A decline in cognitive functioning is unavoidable with age. However, the age at onset of decline, rate of decline, and type of cognitive impairment should be considered when determining whether the diagnosis is MCI, dementia, or memory impairment secondary to underlying medical conditions. Currently, there are no FDA-approved pharmacological treatments for MCI. However, identifying stressors causing anxiety that may attribute to MCI is important since the cognitive impairment could be improved with proper guidance and treatment of the anxiety and stressors. Future long-term studies should assess the pharmacological regimens used to treat AD to determine their effects on patients with MCI. Keeping the brain active with exercises such as crosswords and reading has always been advocated for memory improvement. Today, the availability and access to the Internet and programs such as Lumosity may also improve memory performances [15]. Further research must be conducted to ensure the effectiveness of such programs. Recommending these programs to patients whose MCI is likely due to anxiety and stress should be cautioned since poor performance in these programs may further increase their anxiety and stress. Concomitantly, we did not advise our patient to try these internet programs. There is also a great need for further research in cognitive impairments in patients with TLE. An MRI was performed on our patient prior to her hospital admission and therefore, we did not find the necessity to repeat this procedure. However, as we mentioned previously, hippocampal T2 relaxation time, entorhinal lesions, and biomarker serum HSP70 could have highlighted clearer results of TLE and cognitive functioning.

Our patient presented with a history of TLE and cognitive changes that were indicative of MCI. During her hospital stay, she demonstrated a high level of functioning that was significantly better than that at her home (i.e., taking her medications at the correct time, walks in novel environments without getting lost), which had an interfering overprotective environment and was associated with past traumatic experiences. EEG conducted during her hospital stay showed evidence of bitemporal slowing without any seizure activity.
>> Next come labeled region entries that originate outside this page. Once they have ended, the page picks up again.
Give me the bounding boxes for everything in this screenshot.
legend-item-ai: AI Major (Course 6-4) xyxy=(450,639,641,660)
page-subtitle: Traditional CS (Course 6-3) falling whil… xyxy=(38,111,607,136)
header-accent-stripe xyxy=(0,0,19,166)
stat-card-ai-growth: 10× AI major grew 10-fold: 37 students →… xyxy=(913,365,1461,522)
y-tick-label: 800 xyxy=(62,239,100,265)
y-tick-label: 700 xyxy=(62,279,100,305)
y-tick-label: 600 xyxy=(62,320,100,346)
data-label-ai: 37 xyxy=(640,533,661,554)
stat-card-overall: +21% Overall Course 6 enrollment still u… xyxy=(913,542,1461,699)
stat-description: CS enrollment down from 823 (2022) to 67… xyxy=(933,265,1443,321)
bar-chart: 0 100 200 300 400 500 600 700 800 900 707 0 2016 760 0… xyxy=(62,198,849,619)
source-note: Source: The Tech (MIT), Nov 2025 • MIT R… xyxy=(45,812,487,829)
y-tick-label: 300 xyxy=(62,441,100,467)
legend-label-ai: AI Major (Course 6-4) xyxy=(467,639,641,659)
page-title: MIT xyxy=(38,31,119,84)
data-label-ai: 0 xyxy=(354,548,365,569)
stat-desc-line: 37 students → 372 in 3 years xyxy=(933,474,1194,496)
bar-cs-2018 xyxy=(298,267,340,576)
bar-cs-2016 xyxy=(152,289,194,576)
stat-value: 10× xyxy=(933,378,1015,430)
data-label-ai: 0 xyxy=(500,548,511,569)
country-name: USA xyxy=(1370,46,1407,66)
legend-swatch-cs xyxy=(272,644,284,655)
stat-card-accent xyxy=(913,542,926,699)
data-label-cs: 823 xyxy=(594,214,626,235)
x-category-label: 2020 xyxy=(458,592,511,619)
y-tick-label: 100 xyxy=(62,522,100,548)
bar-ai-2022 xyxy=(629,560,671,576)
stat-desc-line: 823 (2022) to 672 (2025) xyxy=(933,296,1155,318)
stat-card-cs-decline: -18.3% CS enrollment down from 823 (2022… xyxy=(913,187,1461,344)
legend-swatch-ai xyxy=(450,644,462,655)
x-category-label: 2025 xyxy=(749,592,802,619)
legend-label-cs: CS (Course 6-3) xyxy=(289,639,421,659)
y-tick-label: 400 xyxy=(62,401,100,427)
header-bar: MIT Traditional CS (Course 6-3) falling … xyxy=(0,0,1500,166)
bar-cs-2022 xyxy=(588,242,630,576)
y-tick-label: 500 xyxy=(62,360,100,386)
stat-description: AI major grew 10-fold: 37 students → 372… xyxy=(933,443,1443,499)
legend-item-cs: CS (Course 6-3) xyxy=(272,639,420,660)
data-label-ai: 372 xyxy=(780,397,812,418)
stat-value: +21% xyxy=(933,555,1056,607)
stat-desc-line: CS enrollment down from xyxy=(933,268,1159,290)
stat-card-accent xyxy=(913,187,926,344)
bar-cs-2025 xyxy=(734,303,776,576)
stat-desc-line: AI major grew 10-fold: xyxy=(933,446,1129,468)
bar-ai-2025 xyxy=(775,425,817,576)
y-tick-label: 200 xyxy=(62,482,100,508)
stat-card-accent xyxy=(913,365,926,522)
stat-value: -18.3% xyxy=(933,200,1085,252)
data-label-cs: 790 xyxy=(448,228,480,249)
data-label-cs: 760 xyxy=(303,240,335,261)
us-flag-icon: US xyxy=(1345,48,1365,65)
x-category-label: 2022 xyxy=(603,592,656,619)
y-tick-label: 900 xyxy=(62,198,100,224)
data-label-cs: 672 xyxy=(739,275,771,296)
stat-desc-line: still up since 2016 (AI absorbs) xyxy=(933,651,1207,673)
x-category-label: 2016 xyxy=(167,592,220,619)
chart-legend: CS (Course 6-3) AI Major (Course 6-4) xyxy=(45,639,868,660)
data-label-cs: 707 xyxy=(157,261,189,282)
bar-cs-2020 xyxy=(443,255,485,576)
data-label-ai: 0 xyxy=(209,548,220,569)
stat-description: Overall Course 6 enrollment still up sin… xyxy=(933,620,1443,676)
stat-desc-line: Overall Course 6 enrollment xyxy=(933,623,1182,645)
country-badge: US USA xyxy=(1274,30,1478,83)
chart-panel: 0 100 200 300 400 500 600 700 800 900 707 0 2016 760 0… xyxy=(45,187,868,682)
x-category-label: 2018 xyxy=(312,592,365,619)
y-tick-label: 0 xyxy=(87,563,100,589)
Further, the patient had subjective experiences of seizure episodes that were not reflective of the seizure activity on EEG, which could have been either due to panic attacks or other anxiety experiences. Despite her EEG findings, we cannot eliminate the possibility that the patient could have had TLE, which was now controlled. These findings support the hypothesis that her memory impairments could have resulted from TLE, psychological factors, the patient’s own expectations and pressure from the environment. Thus, because the patient’s diagnoses already encompass TLE, we diagnosed the patient with MCI and adjustment disorder with anxiety. During her stay at the hospital, she was provided medications for her seizures and anxiety (Levetiracetam 500 mg, twice a day and Escitalopram 20 mg, every morning, respectively). The patient also participated in daily cognitive behavioral therapy helping her with her anxiety, low mood, and confidence. Since she showed improvement during her hospital stay, with decreased anxiety, decreased low mood and increased confidence levels, she was discharged with seizure and anxiety medication. Further, we provided her and her family with psychoeducation on MCI and adjusting expectations.

Patient consent for publication was obtained.

Conflicts of Interest

The author declares that they have no conflicts of interest regarding the publication of this article.


I thank Dr. Marius Dimov neuropsychiatrist at Detwiller Pavillion at the University of British Columbia for his guidance and assistance as the attending physician on this case.